Più volte, dopo quell’incontro, ho pensato al singolare parallelismo tra ciò che ho visto in quel luogo fremente di emozioni e sentimenti e ciò che è raffigurato sulle pareti della fredda e rigorosa stanza di via Arenula, destinata ad ufficio del Ministro della Giustizia. L’incontro tra Stato e Chiesa che fu dipinto in occasione dei Patti Lateranensi, con i toni epici e celebrativi tipici di quell’epoca, comparato al nostro incontro nel carcere, che si sviluppava con i toni semplici e sinceri di chi sta parlando anche con il cuore. In entrambe le rappresentazioni, pur così diverse, si intravedeva però un percorso molto convergente, tra lo Stato che si prende cura dei bisogni del detenuto, cercando di rieducarlo, e la Chiesa che ne supporta lo spirito cercando di allontanarlo dalla strada del peccato. Non a caso, nel discorso del Papa, si è fatto più volte riferimento al nostro Governo e si sono fusi in un unico contesto concetti laici e religiosi, come quelli di “aiutare a ritrovare se stessi, nella riconciliazione con se stessi, con gli altri, con Dio, per rientrare di nuovo nella società e aiutare nei progresso della società”.
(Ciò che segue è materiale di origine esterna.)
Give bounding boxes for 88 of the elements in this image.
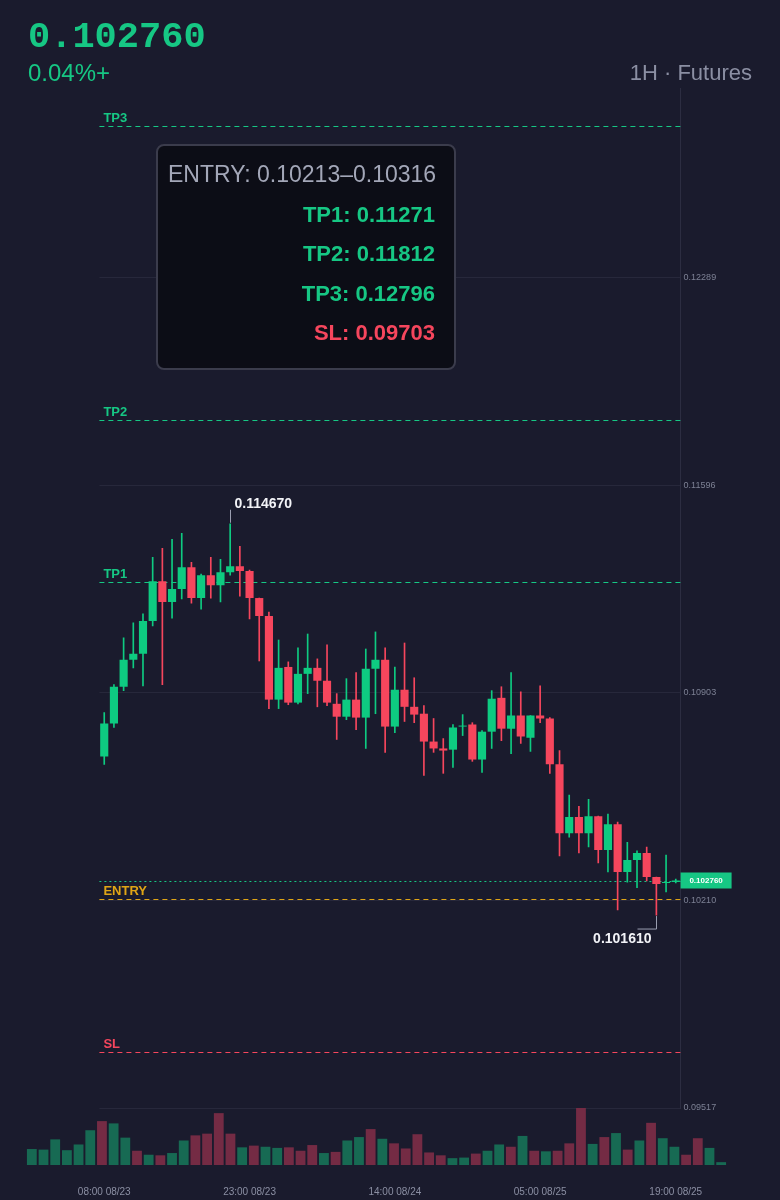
bar	[587, 1143, 598, 1165]
ref-line-label: TP3	[103, 109, 128, 125]
bar	[295, 1150, 306, 1165]
bar	[73, 1144, 84, 1165]
annotation: ENTRY: 0.10213–0.10316	[168, 160, 437, 189]
bar	[692, 1138, 703, 1165]
bar	[50, 1139, 61, 1165]
bar	[541, 1151, 551, 1165]
candlestick	[226, 523, 235, 576]
bar	[389, 1143, 399, 1165]
bar	[272, 1147, 283, 1165]
bar	[155, 1155, 166, 1165]
bar	[447, 1158, 458, 1165]
bar	[505, 1146, 516, 1165]
bar	[132, 1150, 142, 1165]
candlestick	[235, 545, 244, 597]
candlestick	[439, 738, 448, 774]
x-tick-label: 14:00 08/24	[368, 1185, 422, 1197]
bar	[202, 1133, 212, 1165]
bar	[611, 1133, 621, 1165]
candlestick	[410, 677, 419, 724]
y-tick-label: 0.09517	[683, 1102, 717, 1113]
bar	[354, 1137, 364, 1165]
annotation: SL: 0.09703	[312, 319, 435, 347]
bar	[681, 1154, 692, 1165]
y-tick-label: 0.12289	[683, 271, 717, 282]
candlestick	[507, 672, 516, 754]
bar	[342, 1140, 353, 1165]
bar	[307, 1145, 318, 1165]
bar	[459, 1157, 470, 1165]
bar	[482, 1150, 493, 1165]
annotation: TP2: 0.11812	[301, 240, 435, 268]
bar	[260, 1146, 271, 1165]
bar	[470, 1153, 481, 1165]
candlestick	[129, 622, 138, 669]
bar	[646, 1122, 656, 1165]
bar	[435, 1155, 446, 1165]
ref-line-label: ENTRY	[103, 882, 148, 898]
bar	[564, 1143, 575, 1165]
bar	[599, 1137, 610, 1165]
bar	[622, 1149, 633, 1165]
annotation: 0.101610	[593, 930, 652, 947]
bar	[237, 1147, 248, 1165]
y-tick-label: 0.11596	[683, 479, 716, 490]
chart-title: 0.102760	[28, 15, 206, 59]
bar	[365, 1129, 376, 1165]
bar	[248, 1145, 259, 1165]
bar	[178, 1140, 189, 1165]
bar	[26, 1149, 37, 1165]
bar	[283, 1147, 294, 1165]
x-tick-label: 19:00 08/25	[649, 1185, 703, 1197]
annotation: 0.114670	[234, 494, 293, 511]
bar	[319, 1153, 329, 1165]
bar	[494, 1144, 505, 1165]
text: 1H · Futures	[629, 59, 752, 87]
bar	[167, 1153, 177, 1165]
y-tick-label: 0.10903	[683, 687, 717, 698]
chart-subtitle: 0.04%+	[28, 58, 111, 88]
bar	[517, 1135, 528, 1165]
bar	[377, 1138, 388, 1165]
bar	[143, 1154, 154, 1165]
bar	[529, 1150, 540, 1165]
ref-line-label: TP2	[103, 403, 128, 419]
ref-line-label: 0.102760	[689, 876, 724, 886]
candlestick	[206, 556, 215, 599]
bar	[716, 1162, 727, 1165]
x-tick-label: 05:00 08/25	[513, 1185, 567, 1197]
bar	[657, 1138, 668, 1165]
ref-line-label: SL	[103, 1035, 121, 1051]
bar	[704, 1147, 715, 1165]
bar	[213, 1113, 224, 1165]
bar	[61, 1150, 72, 1165]
bar	[97, 1121, 107, 1165]
bar	[190, 1135, 201, 1165]
y-tick-label: 0.10210	[683, 894, 717, 905]
bar	[85, 1130, 96, 1165]
bar	[424, 1152, 434, 1165]
bar	[225, 1133, 236, 1165]
annotation: TP1: 0.11271	[301, 200, 435, 229]
bar	[634, 1140, 645, 1165]
ref-line-label: TP1	[103, 565, 128, 581]
bar	[669, 1146, 680, 1165]
bar	[576, 1108, 586, 1165]
bar	[330, 1151, 341, 1165]
x-tick-label: 08:00 08/23	[77, 1185, 132, 1197]
bar	[552, 1150, 563, 1165]
x-tick-label: 23:00 08/23	[223, 1185, 277, 1197]
annotation: TP3: 0.12796	[300, 279, 435, 308]
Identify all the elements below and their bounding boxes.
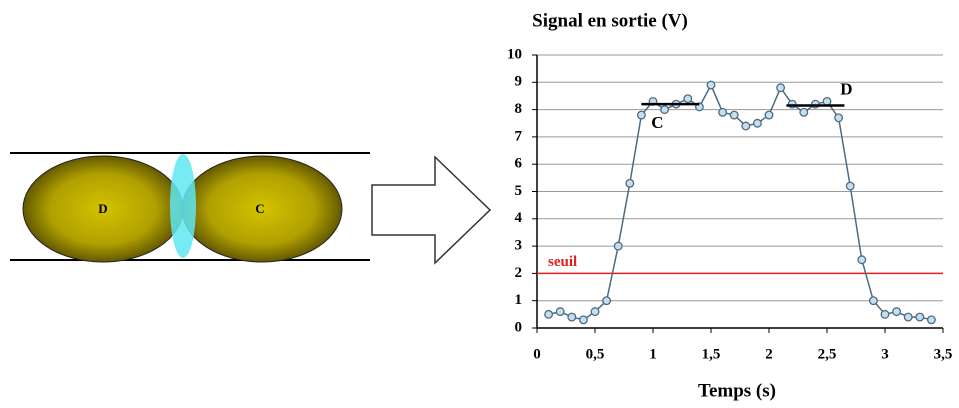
x-tick-label: 3 — [881, 346, 889, 362]
data-point — [625, 178, 635, 188]
y-tick-label: 7 — [515, 128, 523, 144]
data-point — [718, 107, 728, 117]
data-point — [903, 312, 913, 322]
data-point — [857, 255, 867, 265]
y-tick-label: 2 — [515, 265, 523, 281]
level-label: C — [651, 113, 663, 132]
threshold-label: seuil — [548, 254, 577, 270]
data-point — [590, 307, 600, 317]
data-point — [729, 110, 739, 120]
data-point — [636, 110, 646, 120]
data-point — [810, 99, 820, 109]
diagram: D C — [10, 152, 492, 265]
x-tick-label: 0 — [533, 346, 541, 362]
y-tick-label: 10 — [507, 46, 522, 62]
x-tick-label: 1,5 — [702, 346, 721, 362]
data-point — [880, 309, 890, 319]
data-point — [787, 99, 797, 109]
arrow — [371, 155, 492, 265]
data-point — [741, 121, 751, 131]
data-point — [892, 307, 902, 317]
y-tick-label: 4 — [515, 210, 523, 226]
data-point — [834, 113, 844, 123]
data-point — [752, 118, 762, 128]
data-point — [764, 110, 774, 120]
cell-label: C — [255, 201, 264, 216]
data-point — [660, 105, 670, 115]
data-point — [868, 296, 878, 306]
x-tick-label: 2,5 — [818, 346, 837, 362]
data-point — [926, 315, 936, 325]
y-tick-label: 6 — [515, 156, 523, 172]
data-point — [602, 296, 612, 306]
y-tick-label: 9 — [515, 74, 523, 90]
y-tick-label: 3 — [515, 238, 523, 254]
x-tick-label: 0,5 — [586, 346, 605, 362]
data-point — [555, 307, 565, 317]
y-tick-label: 5 — [515, 183, 523, 199]
cell-label: D — [98, 201, 107, 216]
y-tick-label: 0 — [515, 319, 523, 335]
data-point — [544, 309, 554, 319]
data-point — [683, 94, 693, 104]
data-point — [567, 312, 577, 322]
data-point — [578, 315, 588, 325]
series-line — [548, 83, 932, 321]
chart-title: Signal en sortie (V) — [532, 10, 688, 31]
y-tick-label: 8 — [515, 101, 523, 117]
data-point — [822, 96, 832, 106]
x-tick-label: 3,5 — [934, 346, 953, 362]
x-tick-label: 2 — [765, 346, 773, 362]
data-point — [706, 80, 716, 90]
laser-spot — [170, 154, 196, 258]
level-label: D — [840, 79, 852, 98]
x-tick-label: 1 — [649, 346, 657, 362]
data-point — [613, 241, 623, 251]
data-point — [776, 83, 786, 93]
data-point — [799, 107, 809, 117]
data-point — [915, 312, 925, 322]
y-tick-label: 1 — [515, 292, 523, 308]
data-point — [845, 181, 855, 191]
x-axis-label: Temps (s) — [698, 380, 776, 401]
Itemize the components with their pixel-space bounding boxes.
In questo contesto, non c’era spazio per interventi aulici o celebrativi. La scelta, da parte mia, di non pronunciare un discorso ufficiale, ma di leggere la lettera del “mio primo detenuto”, ritrovata in una tasca proprio nel giorno in cui mi accingevo a scrivere il testo, mi è sembrata così naturale ed è stata così profondamente compresa e condivisa, da farmi pensare che si trattasse dell’unica strada per comunicare in maniera diretta i sentimenti e le emozioni che accomunavano noi tutti.
Ancor più diretta ed inattesa, ila scelta di Benedetto XVI di rispondere alle domande dei detenuti con concetti semplici, comprensibili a tutti, ma non per questo meno profondi, meno meditati e meno ispirati a profondi valori teologici e filosofici. Quando un detenuto del Benin gli ha chiesto “perché nel mio Paese, tra i più poveri al mondo, nonostante la fede e la passione in Gesù le persone muoiono tra povertà e violenze? Forse Dio ascolta solo i ricchi e i potenti che non hanno fede?”, mi sono chiesta a mia volta “ma c’è una risposta adeguata ad una domanda così difficile?”. E la risposta è arrivata forte, chiara, convincente, dritta al cuore e alla mente, nonostante la sua complessità teologica: in un i paese sofferente come l’Africa “ho visto gioia e allegrezza più che nei Paesi ricchi come l’Europa, dove la massa delle cose che abbiamo sempre più ci allontana dal vero senso della vita”.
Oggi che questo Papa rinuncia al suo mandato, lasciandoci, come è stato scritto in un bellissimo editoriale, il ricordo di una “fragile grandezza”, mi scorrono davanti agli occhi i volti delle migliaia di detenuti che ho incontrato nei mesi successivi e la luce di speranza che compariva in tutti loro quando ricordavano la visita di Rebibbia. È per questo che proprio oggi, mentre si intensificano le polemiche e gli interrogativi sul senso della sua scelta, ho voluto ricordarlo per le sue grandi doti spirituali ed umane e per il grande conforto che ha dato ad una parte debole e sofferente dell’umanità.